The EUROScore (European System for Cardiac Operative Risk Evaluation, [1]) has by now become an accepted system for predicting the risk of patients undergoing cardiac surgery. Despite its known deficiencies, the score is the most rigorously evaluated scoring system in cardiac surgery [2]. Just recently, an enhanced version—the logistic EuroSCORE—was designed. Based on a logistic regression model, this score can accurately predict 30-day mortality figures [3]. In our opinion, this model was carefully designed, fitted and described and we expect and hope the logistic EuroSCORE will soon become well established. Moreover, a convenient EXCEL template for the calculation of the prognoses is available on the EuroSCORE website (http://www.EuroSCORE.org/calc.html).

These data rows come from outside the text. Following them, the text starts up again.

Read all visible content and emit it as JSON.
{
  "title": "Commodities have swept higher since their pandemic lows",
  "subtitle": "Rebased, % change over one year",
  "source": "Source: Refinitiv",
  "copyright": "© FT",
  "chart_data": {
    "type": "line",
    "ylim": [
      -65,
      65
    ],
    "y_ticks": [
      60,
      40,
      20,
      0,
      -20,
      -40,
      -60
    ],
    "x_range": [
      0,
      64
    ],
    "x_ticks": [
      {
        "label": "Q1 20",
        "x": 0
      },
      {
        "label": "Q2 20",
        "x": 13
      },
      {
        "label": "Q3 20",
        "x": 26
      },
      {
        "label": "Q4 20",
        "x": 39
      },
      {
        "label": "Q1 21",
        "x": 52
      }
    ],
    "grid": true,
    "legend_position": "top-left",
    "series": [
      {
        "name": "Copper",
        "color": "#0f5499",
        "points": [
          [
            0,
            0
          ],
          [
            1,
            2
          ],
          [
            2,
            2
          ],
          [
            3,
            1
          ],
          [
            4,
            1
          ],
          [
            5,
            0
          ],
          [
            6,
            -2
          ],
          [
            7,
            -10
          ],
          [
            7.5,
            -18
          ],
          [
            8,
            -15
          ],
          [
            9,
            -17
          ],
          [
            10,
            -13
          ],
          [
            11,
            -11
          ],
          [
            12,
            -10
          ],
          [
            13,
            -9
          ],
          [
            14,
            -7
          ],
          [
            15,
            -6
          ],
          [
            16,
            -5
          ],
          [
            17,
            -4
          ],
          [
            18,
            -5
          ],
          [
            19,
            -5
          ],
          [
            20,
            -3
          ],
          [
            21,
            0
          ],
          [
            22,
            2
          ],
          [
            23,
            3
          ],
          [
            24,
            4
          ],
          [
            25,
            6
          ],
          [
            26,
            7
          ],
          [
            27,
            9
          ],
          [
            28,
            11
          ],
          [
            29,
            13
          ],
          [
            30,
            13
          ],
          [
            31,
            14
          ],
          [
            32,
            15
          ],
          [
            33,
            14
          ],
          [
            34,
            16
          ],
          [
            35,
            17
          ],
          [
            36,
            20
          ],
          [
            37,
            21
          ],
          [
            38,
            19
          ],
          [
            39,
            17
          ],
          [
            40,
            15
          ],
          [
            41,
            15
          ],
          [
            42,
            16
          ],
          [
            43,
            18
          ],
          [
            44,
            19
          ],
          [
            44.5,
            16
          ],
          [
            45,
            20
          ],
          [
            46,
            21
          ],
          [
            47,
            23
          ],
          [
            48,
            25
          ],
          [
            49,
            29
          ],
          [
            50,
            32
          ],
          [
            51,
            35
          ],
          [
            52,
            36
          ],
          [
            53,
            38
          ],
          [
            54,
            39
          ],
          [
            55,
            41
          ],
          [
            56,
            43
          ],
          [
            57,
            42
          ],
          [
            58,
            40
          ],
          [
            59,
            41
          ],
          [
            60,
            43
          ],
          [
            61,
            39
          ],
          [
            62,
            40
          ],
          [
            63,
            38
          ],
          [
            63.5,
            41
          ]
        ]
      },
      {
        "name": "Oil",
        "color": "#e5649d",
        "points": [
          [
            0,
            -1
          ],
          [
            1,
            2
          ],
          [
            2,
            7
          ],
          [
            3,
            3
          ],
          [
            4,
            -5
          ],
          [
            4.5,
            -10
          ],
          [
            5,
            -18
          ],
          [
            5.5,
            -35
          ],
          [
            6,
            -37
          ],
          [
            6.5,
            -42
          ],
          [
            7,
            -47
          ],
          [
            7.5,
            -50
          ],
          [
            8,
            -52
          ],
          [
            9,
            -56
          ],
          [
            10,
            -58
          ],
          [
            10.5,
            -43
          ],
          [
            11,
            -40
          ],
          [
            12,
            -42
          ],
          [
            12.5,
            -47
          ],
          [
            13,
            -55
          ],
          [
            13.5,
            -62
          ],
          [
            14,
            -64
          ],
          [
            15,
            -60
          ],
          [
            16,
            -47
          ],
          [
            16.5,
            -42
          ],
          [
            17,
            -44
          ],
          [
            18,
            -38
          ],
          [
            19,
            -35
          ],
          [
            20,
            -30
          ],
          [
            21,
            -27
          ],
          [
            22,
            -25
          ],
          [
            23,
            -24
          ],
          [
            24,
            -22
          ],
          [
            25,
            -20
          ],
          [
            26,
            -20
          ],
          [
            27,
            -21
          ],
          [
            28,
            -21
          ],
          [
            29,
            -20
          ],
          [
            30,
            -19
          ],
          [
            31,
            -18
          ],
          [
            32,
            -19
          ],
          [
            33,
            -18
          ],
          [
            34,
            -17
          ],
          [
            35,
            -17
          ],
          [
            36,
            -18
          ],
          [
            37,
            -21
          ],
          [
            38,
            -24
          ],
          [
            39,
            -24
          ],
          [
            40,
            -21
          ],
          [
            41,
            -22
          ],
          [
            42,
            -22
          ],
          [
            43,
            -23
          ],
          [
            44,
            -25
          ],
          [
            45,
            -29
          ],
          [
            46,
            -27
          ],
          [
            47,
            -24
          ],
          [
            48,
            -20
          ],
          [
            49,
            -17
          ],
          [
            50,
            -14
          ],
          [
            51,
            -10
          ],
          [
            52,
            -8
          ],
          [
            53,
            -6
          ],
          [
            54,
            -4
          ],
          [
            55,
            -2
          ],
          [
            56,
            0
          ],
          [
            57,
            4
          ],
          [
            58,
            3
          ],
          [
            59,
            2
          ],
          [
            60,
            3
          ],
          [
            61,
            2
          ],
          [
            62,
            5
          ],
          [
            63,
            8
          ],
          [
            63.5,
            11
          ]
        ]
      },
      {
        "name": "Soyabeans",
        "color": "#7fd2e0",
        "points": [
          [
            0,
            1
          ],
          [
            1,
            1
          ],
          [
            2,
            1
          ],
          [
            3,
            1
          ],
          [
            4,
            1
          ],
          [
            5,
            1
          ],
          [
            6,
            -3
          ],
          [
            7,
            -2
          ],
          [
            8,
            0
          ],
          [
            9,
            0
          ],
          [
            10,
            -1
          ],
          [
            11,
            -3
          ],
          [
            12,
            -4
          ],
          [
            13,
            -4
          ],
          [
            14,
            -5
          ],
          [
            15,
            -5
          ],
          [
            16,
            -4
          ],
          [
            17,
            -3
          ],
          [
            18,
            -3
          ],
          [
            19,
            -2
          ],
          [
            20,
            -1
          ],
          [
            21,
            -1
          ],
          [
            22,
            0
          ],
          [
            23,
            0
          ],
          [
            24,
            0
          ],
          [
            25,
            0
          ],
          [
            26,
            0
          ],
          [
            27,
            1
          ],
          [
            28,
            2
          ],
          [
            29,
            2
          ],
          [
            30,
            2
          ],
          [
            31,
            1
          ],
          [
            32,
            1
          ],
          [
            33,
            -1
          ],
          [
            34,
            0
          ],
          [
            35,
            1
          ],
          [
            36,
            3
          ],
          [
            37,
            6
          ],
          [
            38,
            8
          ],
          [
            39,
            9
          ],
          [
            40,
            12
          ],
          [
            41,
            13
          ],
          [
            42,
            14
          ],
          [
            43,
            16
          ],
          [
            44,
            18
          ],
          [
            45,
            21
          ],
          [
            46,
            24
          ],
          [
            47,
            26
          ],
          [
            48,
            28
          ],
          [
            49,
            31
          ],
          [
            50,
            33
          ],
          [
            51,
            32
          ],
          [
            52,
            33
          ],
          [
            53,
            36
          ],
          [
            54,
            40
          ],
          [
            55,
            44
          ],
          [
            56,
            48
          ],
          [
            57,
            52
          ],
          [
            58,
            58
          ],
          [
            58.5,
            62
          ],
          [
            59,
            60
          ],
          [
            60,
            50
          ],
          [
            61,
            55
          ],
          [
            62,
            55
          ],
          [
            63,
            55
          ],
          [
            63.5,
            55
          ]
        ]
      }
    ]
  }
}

However, the prognoses from the model are still just estimates. In accordance with good statistical practice, the estimates should therefore be given together with their respective confidence intervals, reflecting the uncertainty of the prognoses. The lack of confidence intervals or other measures of uncertainty may lead to a false sense of predictive quality, a fact recently addressed with respect to epidemiological cardiovascular risk scores [4]. Let us illustrate the problem with a simple example: Assume two patients having predicted 30-day mortalities of 3 and 5%, respectively. On first sight, these patients are judged different in terms of mortality risks. However, if we would calculate and report confidence intervals and get a 95%-confidence interval of for example [1%;5%] for the first patient and of [3%;7%] for the second, the predicted difference in mortality risks is far less impressive, as there is a considerable probability that the true (compared to the estimated) risk of the first patient is even bigger than that of the second.

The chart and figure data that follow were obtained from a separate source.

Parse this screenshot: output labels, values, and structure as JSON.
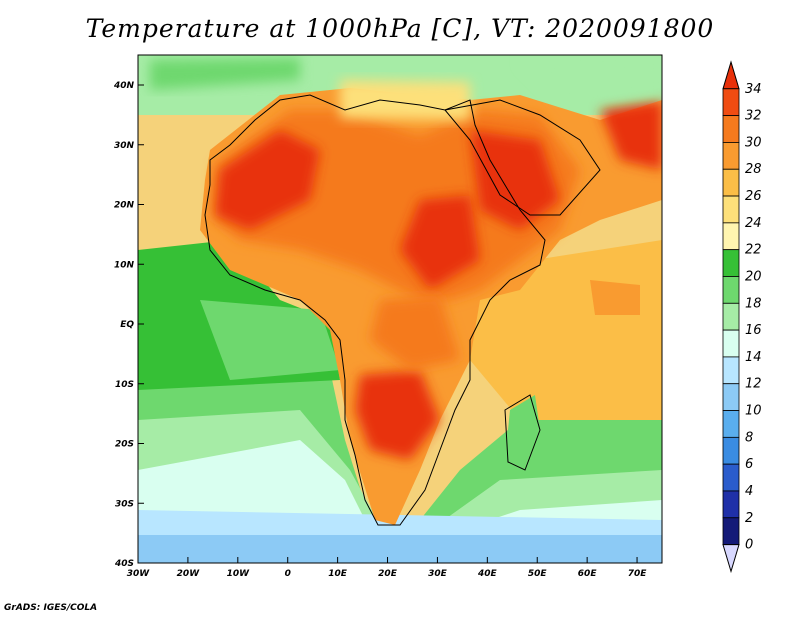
{
  "title": "Temperature at 1000hPa [C], VT: 2020091800",
  "credit": "GrADS: IGES/COLA",
  "map": {
    "projection": "latlon",
    "lon_ticks": [
      "30W",
      "20W",
      "10W",
      "0",
      "10E",
      "20E",
      "30E",
      "40E",
      "50E",
      "60E",
      "70E"
    ],
    "lat_ticks": [
      "40N",
      "30N",
      "20N",
      "10N",
      "EQ",
      "10S",
      "20S",
      "30S",
      "40S"
    ],
    "extent": {
      "lon": [
        -30,
        75
      ],
      "lat": [
        -40,
        45
      ]
    }
  },
  "colorbar": {
    "levels": [
      "34",
      "32",
      "30",
      "28",
      "26",
      "24",
      "22",
      "20",
      "18",
      "16",
      "14",
      "12",
      "10",
      "8",
      "6",
      "4",
      "2",
      "0"
    ],
    "colors": [
      "#e8300a",
      "#f04c12",
      "#f57a1e",
      "#f99b30",
      "#fbbe47",
      "#fde07a",
      "#fff5b0",
      "#36c036",
      "#6ed86e",
      "#a6eca6",
      "#d9fff0",
      "#b8e6ff",
      "#8ccaf5",
      "#5aaeee",
      "#3a8ce2",
      "#2a5ccc",
      "#1f30a8",
      "#141a78",
      "#d8d8ff"
    ]
  }
}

We do not want to delve into statistical details, but need to emphasize that the calculation of confidence intervals for predictions is not straightforward and requires an estimate of the covariance matrix of the parameter estimators [5, p. 194]. In principle, this matrix belongs to the standard output of the model fit, but, unfortunately, has not been reported in the original publication by Roques et al. [3]. We thus strongly encourage the authors to publish this matrix to permit adequate adjustments for uncertainties in the prognoses made with the logistic EuroSCORE. Because of the technical complexities, we do not insist on all prognoses based on this score be given with confidence intervals; but we would still like to see typical examples in order to derive some rules of thumb which could be used by all researchers who derive prognoses from the logistic EuroSCORE. We would also be willing to create such examples with our own data.

References

  1. Nashef SA, Roques F, Michel P, Gauducheau E, Lemeshow S, Salamon R. European system for cardiac operative risk evaluation (EuroSCORE). Eur J Cardiothorac Surg 1999;16(1):9-13.[Abstract/Free Full Text]
  2. Gogbashian A, Sedrakyan A, Treasure T. EuroSCORE: a systematic review of international performance. Eur J Cardiothorac Surg 2004;25(5):695-700.[Abstract/Free Full Text]
  3. Roques F, Michel P, Goldstone AR, Nashef SA. The logistic EuroSCORE. Eur Heart J 2003;24(9):881-882.[Free Full Text]
  4. Hense HW. Observations, predictions and decisions—assessing cardiovascular risk assessment. Int J Epidemiol 2004;33(2):235-239.[Free Full Text]
  5. Agresti A. Categorical data analysis. New York: Wiley; 2002.